La mise à l’index

Je publie ici un petit extrait issu de mon livre du Tag au like.
Etymologiquement, l’indexation renvoie au fait de désigner et de montrer du doigt. Ce qui s’explique par le fait qu’un index était parfois dessiné pour indiquer un passage important à lire dans un manuscrit. L’index est aussi ce qui désigne un indice. C’est d’ailleurs pour cette raison que les liens hypertextes sont signalés de cette manière par l’index indiquant l’endroit où il faut cliquer.
Mais cette désignation peut être également négative et peut conduire l’auteur de propos jugés licencieux ou irrévérencieux à être justement « mis à l’index ». L’indexation en tant qu’opération de désignation concerne autant les documents que leurs auteurs. Ainsi en 1565, Pie V promulgue un Index librorum prohibitorum, un catalogue des livres interdits par l’église catholique. Ce travail de distinction de l’hérésie avait commencé une dizaine d’années plus tôt avec Pie IV répondant à une injonction de l’inquisition. Etymologiquement, l’inquisition désigne une recherche. Dans le cas de la Sainte inquisition, il s’agit de la traque de l’erreur.

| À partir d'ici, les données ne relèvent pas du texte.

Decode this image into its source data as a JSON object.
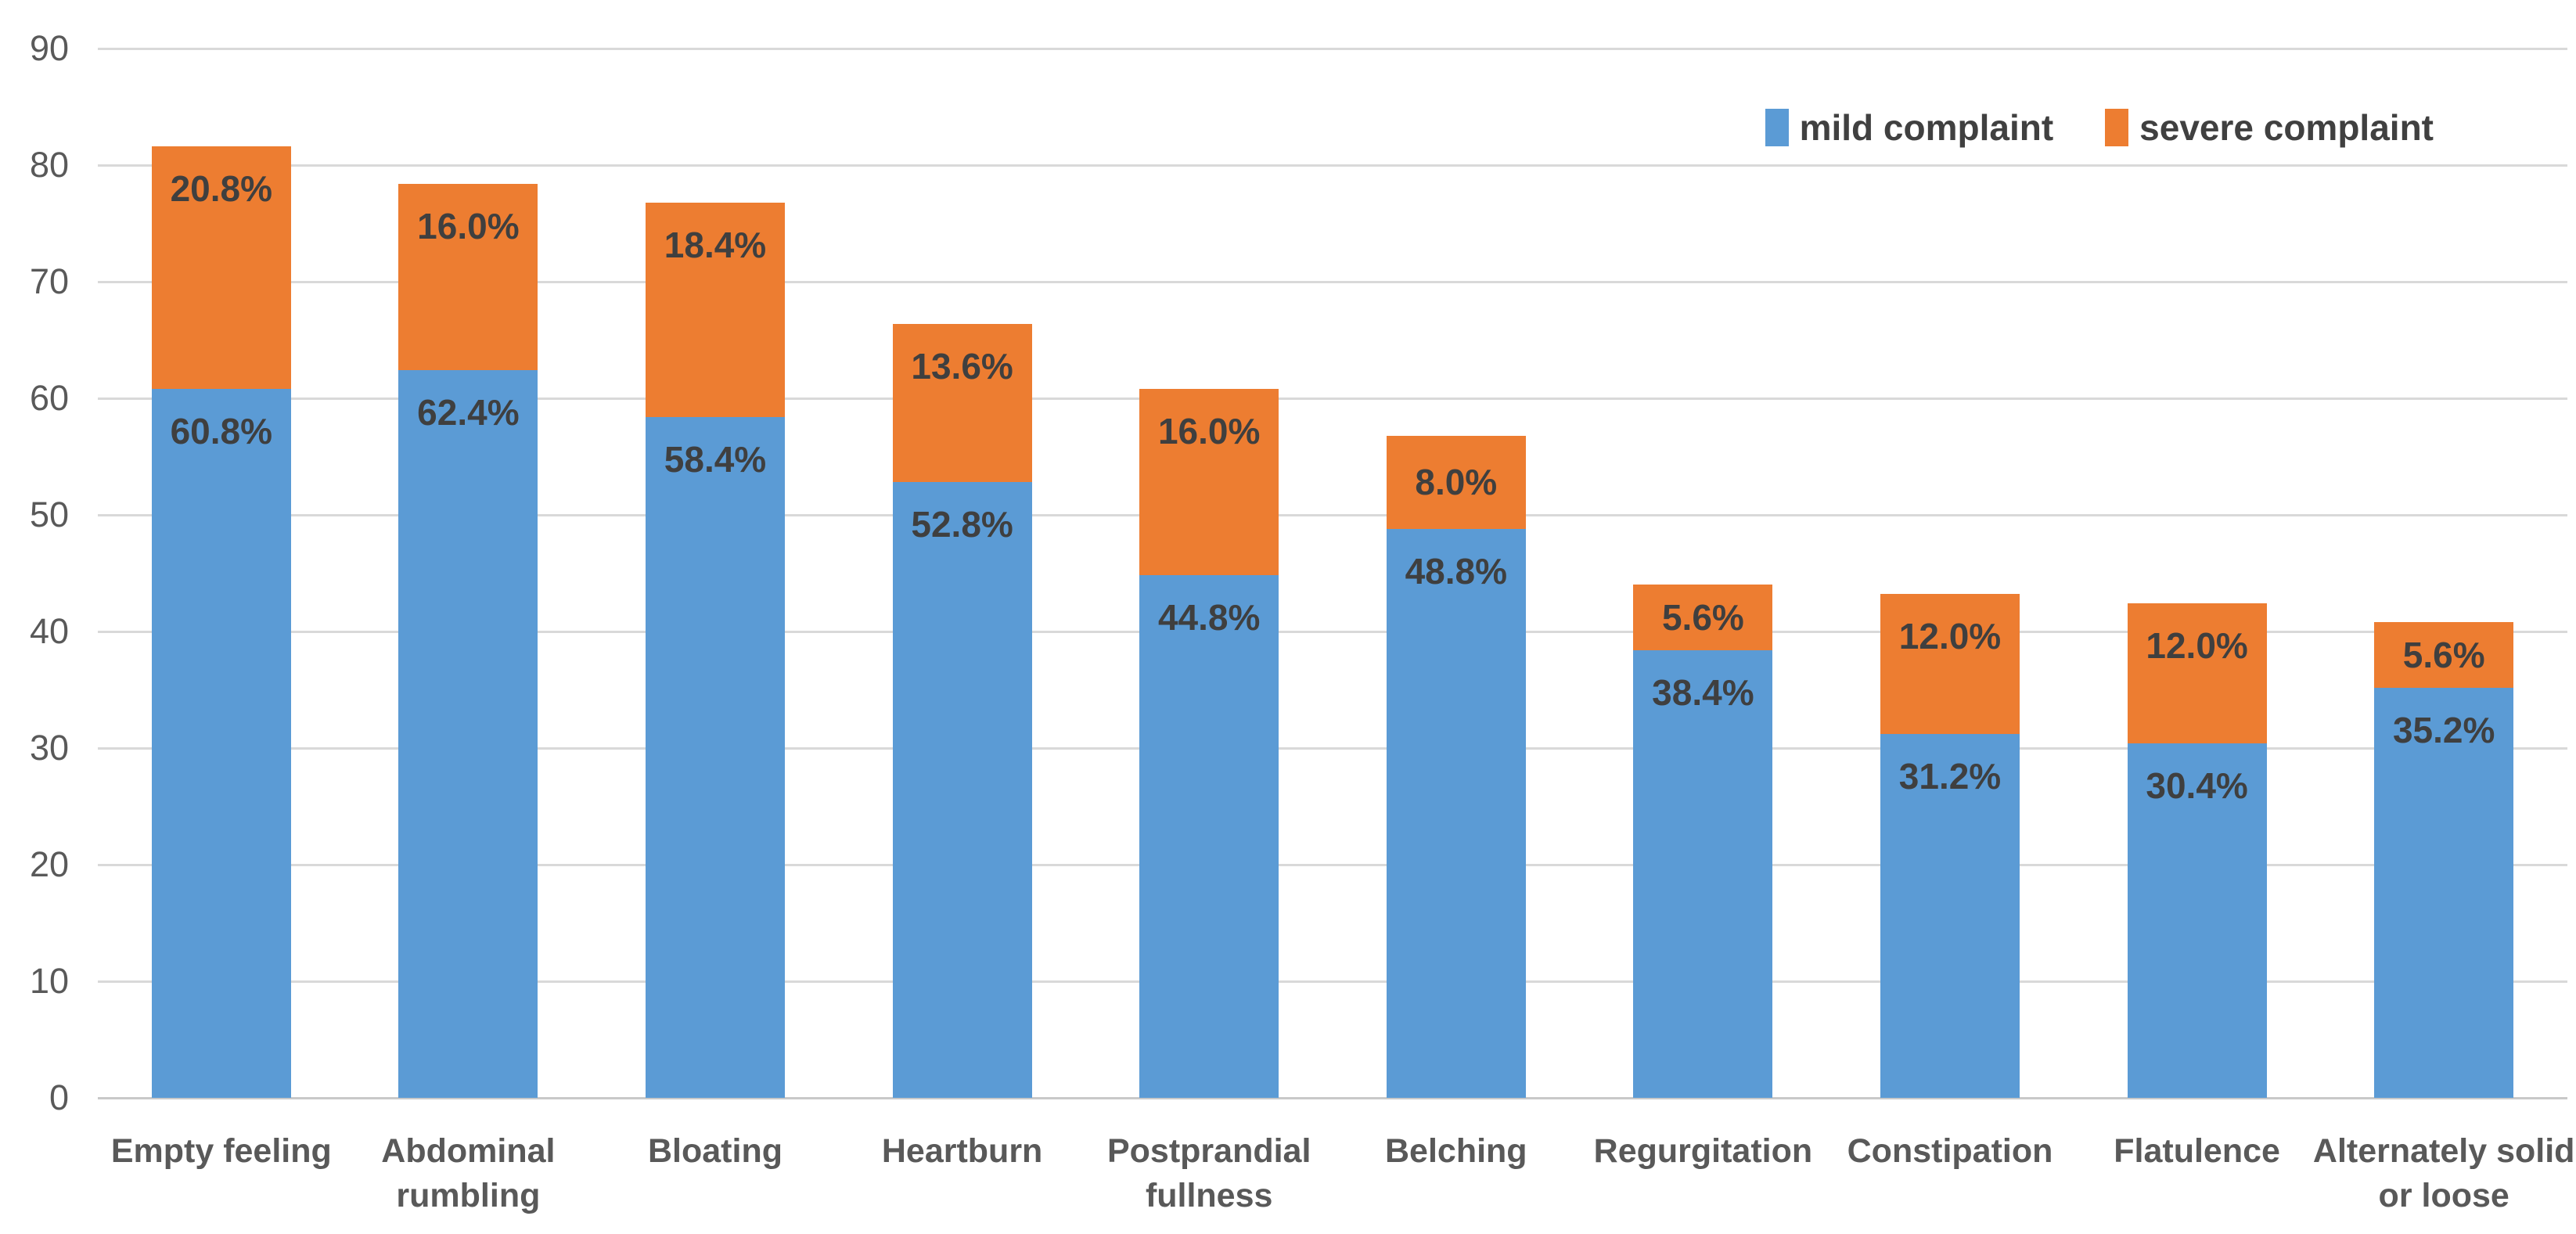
{
  "legend": {
    "items": [
      {
        "label": "mild complaint",
        "color": "#5b9bd5"
      },
      {
        "label": "severe complaint",
        "color": "#ed7d31"
      }
    ]
  },
  "chart_data": {
    "type": "bar",
    "stacked": true,
    "title": "",
    "xlabel": "",
    "ylabel": "",
    "categories": [
      "Empty feeling",
      "Abdominal rumbling",
      "Bloating",
      "Heartburn",
      "Postprandial fullness",
      "Belching",
      "Regurgitation",
      "Constipation",
      "Flatulence",
      "Alternately solid or loose"
    ],
    "series": [
      {
        "name": "mild complaint",
        "color": "#5b9bd5",
        "values": [
          60.8,
          62.4,
          58.4,
          52.8,
          44.8,
          48.8,
          38.4,
          31.2,
          30.4,
          35.2
        ],
        "labels": [
          "60.8%",
          "62.4%",
          "58.4%",
          "52.8%",
          "44.8%",
          "48.8%",
          "38.4%",
          "31.2%",
          "30.4%",
          "35.2%"
        ]
      },
      {
        "name": "severe complaint",
        "color": "#ed7d31",
        "values": [
          20.8,
          16.0,
          18.4,
          13.6,
          16.0,
          8.0,
          5.6,
          12.0,
          12.0,
          5.6
        ],
        "labels": [
          "20.8%",
          "16.0%",
          "18.4%",
          "13.6%",
          "16.0%",
          "8.0%",
          "5.6%",
          "12.0%",
          "12.0%",
          "5.6%"
        ]
      }
    ],
    "totals": [
      81.6,
      78.4,
      76.8,
      66.4,
      60.8,
      56.8,
      44.0,
      43.2,
      42.4,
      40.8
    ],
    "yticks": [
      "0",
      "10",
      "20",
      "30",
      "40",
      "50",
      "60",
      "70",
      "80",
      "90"
    ],
    "ylim": [
      0,
      90
    ],
    "grid": true,
    "gridline_color": "#d9d9d9",
    "label_color": "#3f3f3f",
    "axis_text_color": "#595959",
    "legend_position": "top-right"
  }
}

Quelque part, deux versants de la recherche s’opposent. L’un privilégie la vérité et l’accès à l’information. L’autre cherche l’erreur et la traque pour mieux la dénoncer et la juger. Ces deux courants sont bien représentés dans le nom de la Rose d’Umberto Eco avec d’un côté Guillaume de Baskerville, moine franciscain qui est une référence à Guillaume d’Ockham et qui mène l’enquête pour comprendre la vérité, et de l’autre le dominicain Bernard Gui, auteur du manuel de l’inquisiteur, qui traque les hérétiques (on lira avec profit ce texte d’une de mes étudiants de Licence Pro). Ce double visage de la recherche d’information et de la connaissance et de son indexation demeure encore actuellement. Ce côté obscur se retrouve bien évidemment aussi dans les actions que nous effectuons sur le web. Récemment, le cinéma a bien mis en avant l’influence des pratiques d’organisation des connaissances sur le fichage et le classement des personnes et notamment des criminels dans le film de Clint Eastwood sur John Edgar Hoover. Ce dernier s’est inspiré très nettement des méthodes de classement de la bibliothèque du congrès où il a travaillé pendant cinq ans comme magasinier pour payer ses études de droit. Très souvent, à cette logique de classement des documents et des ressources succède toujours la dimension de contrôle. On pourrait rétorquer que cette dimension de contrôle est en fait même première et ce dès l’apparition de l’écriture qui est un instrument de pouvoir évident. On peut notamment citer le cas des scribes égyptiens qui purent ainsi collecter l’impôt en notant les productions agricoles.
L’indexation a toujours présenté des formes plus personnelles et pas seulement officielles. Le lecteur a régulièrement tenté avec plus ou moins de succès, selon son expérience et ses pratiques, de développer des systèmes de classements, de notes, de signalisation au sein des ouvrages de sa bibliothèque. En cela, les folksonomies ne sont donc pas pleinement une révolution, si ce n’est que le numérique marque une étape importante au niveau de ces pratiques d’indexation, d’annotation et de mémorisation : la séparation des « métadonnées » et du contenu original. Une étape importante qui permettrait un détachement autant pratique que sentimental pour éviter la situation décrite par Umberto Eco, quand il mentionne son exemplaire de la philosophie au Moyen Age d’Etienne Gilson :
« La philosophie au Moyen Age de Gilson qui m’avait tant servi à l’époque où je préparais ma thèse, je ne peux même pas le prendre en main aujourd’hui. Les pages se brisent, littéralement. Je pourrais en acheter une nouvelle édition, sans doute, mais c’est à la vieille que je suis attaché, avec toutes mes annotations de couleurs différentes qui font l’histoire de mes différentes consultations. »[1]
J’apprécie également beaucoup ce livre d’Etienne Gilson mais je déplore non pas d’avoir une version détériorée, mais qu’il n’y ait pas d’index performant, si bien que j’aimerais plutôt disposer d’une version numérique pour pouvoir y effectuer des requêtes plein texte.
Chacun cherche à marquer ses ressources, à se les approprier, à pouvoir y retrouver ses notes, ses éléments de personnalisation. Le lecteur cherche donc au sein de certains ouvrages d’importance pour lui à le marquer de sa propre légende.
[1] Déclaration d’Umberto Eco, p. 20 in Eco Umberto et Carrière Jean-Claude et Tonnac Jean-Philippe de. N’espérez pas vous débarrasser des livres, Grasset & Fasquelle, 2009, 342p.